Even with Obama, struggle not over, SCLC leaders say
$1 million donation announced for King memorial
The Atlanta Journal-Constitution
Monday, January 19, 2009
WASHINGTON — As the nation celebrated Martin Luther King Jr. Day and anticipated the inauguration of the nation’s first black president, civil rights leaders here cautioned that the fight for equality for African-Americans is still far from over.
“We are here because the struggle is not over — the struggle has just begun,” declared Rev. Charles Steele, president of the Southern Christian Leadership Conference. King was the first president of the group, which is based in Atlanta.
At its annual prayer breakfast here — part celebration, part gospel revival — conference leaders proclaimed to more than 450 guests that their organization is alive, well, and still necessary, even after Barack Obama takes office Tuesday.

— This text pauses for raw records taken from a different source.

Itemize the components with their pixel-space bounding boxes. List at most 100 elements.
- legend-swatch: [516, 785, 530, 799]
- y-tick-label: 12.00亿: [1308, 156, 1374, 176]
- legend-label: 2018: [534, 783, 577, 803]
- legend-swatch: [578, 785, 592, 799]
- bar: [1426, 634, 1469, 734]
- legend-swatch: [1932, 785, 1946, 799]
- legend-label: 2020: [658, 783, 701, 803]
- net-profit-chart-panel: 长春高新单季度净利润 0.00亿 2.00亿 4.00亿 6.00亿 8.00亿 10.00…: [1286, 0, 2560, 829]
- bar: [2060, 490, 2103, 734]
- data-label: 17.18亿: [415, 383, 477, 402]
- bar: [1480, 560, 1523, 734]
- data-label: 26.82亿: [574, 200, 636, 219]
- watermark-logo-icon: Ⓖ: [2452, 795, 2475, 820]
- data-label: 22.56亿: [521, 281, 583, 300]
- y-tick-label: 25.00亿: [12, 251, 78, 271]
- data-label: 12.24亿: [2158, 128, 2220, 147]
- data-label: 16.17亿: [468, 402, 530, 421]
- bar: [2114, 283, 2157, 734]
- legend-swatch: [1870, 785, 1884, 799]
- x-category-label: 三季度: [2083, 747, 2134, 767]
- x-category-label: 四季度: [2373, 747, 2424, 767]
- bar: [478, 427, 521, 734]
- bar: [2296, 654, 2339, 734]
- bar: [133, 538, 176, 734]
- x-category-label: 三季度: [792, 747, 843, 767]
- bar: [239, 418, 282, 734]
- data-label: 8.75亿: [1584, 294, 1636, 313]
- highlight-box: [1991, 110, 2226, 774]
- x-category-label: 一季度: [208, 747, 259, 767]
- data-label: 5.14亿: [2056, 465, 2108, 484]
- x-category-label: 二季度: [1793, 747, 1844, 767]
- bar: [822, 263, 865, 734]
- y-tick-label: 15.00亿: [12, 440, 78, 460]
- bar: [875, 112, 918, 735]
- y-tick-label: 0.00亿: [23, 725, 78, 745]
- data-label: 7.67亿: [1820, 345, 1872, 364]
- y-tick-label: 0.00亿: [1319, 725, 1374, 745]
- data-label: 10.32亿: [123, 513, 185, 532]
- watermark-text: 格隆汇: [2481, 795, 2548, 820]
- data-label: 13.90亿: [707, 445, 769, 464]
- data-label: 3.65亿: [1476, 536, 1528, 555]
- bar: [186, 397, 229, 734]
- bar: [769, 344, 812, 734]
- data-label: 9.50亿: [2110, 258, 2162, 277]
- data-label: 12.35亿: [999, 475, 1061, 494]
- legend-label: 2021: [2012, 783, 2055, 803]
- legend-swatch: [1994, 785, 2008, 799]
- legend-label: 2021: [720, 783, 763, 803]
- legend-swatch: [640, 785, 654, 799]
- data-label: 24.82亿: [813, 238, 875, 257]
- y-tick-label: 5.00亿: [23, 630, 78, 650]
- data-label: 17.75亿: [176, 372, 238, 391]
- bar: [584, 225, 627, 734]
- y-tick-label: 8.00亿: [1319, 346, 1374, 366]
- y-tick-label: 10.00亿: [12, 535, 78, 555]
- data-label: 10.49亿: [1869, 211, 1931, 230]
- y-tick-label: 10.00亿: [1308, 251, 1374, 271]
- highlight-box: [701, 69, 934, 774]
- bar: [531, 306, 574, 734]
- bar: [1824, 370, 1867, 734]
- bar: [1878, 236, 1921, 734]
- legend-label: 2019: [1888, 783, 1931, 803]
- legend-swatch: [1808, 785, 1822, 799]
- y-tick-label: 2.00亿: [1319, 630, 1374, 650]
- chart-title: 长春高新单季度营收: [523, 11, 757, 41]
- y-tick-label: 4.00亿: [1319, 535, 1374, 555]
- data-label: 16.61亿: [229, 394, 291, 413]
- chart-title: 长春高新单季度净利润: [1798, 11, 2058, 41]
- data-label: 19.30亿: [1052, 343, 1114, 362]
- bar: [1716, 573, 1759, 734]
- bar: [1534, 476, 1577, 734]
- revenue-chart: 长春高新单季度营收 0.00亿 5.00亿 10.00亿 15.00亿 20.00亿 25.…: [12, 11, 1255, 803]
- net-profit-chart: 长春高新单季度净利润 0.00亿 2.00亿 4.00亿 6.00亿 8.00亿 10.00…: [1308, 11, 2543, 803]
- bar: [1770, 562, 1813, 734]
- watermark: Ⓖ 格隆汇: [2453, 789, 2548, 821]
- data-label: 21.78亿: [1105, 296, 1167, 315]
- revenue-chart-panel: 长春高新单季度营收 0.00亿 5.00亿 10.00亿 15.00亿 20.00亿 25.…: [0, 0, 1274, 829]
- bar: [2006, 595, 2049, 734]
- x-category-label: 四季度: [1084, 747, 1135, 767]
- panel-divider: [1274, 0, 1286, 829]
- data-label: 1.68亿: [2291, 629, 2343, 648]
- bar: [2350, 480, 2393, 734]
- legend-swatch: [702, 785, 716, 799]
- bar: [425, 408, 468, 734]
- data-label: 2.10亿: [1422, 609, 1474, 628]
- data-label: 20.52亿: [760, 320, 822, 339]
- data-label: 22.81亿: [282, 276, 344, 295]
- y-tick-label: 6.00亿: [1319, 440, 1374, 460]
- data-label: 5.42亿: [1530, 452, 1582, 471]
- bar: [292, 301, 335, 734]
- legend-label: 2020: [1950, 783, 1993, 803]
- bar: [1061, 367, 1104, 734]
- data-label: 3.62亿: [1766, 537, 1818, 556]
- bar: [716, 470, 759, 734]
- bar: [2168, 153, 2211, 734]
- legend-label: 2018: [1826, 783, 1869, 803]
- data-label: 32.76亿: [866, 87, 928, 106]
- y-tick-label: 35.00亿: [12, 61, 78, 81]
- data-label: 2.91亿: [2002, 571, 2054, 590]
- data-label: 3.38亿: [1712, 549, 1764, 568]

“Barack Obama has run the last lap of a 60-year race,” said Rev. Jesse Jackson, who was an aide to King and SCLC co-founder Ralph Abernathy.
“Like any great finisher, he ran a strong last lap,” Jackson said. “But this is not a four-year race. This is a tag team race.”
Elsewhere in Washington, organizers of a long-delayed memorial for Martin Luther King Jr. announced Monday they had received a $1 million donation from a Chicago energy company.
Exelon Corp.’s donation brings the total raised for the memorial to $104 million. Organizers, who have been working on the project for more than a decade, say they need $120 million to build the tribute on the National Mall, not far from the Lincoln Memorial where King gave his 1963 “I Have a Dream” speech.
At the SCLC breakfast, Jackson pointed out that without the civil rights movement, there couldn’t be a black president.
In an emotional recount, Jackson — who unsuccessfully ran for president in 1984 and 1988 — described those who died in the movement as part of the lineage that led to a black president.
Solemnly recalling the murder of 14-year-old Emmett Till in 1955, the slaying of King in 1968 and the lynchings and beatings of black Americans before and after, Jackson at different times had a crowd of several hundred crying and cheering.
“We tore down the wall, and with the stones we built the bridge” to the presidency, Jackson said.
Jaunita Abernathy, cautioned Americans to be patient with Obama.
“He is not God,” said the widow of Ralph Abernathy. “Let’s not expect him to be a super human being. With the mess Barack Obama has inherited, there’s no way on Earth he can correct it in four years.”
In an interview, Steele said the group moved its annual prayer breakfast from Atlanta to Washington this year not just to celebrate Obama’s inauguration, but also to make sure people remember the civil rights struggle that got the country to the point where it can inaugurate a black president.
“We want to express that things like this don’t just happen,” Steele said. “People had to fight and sacrifice for things to get where they are.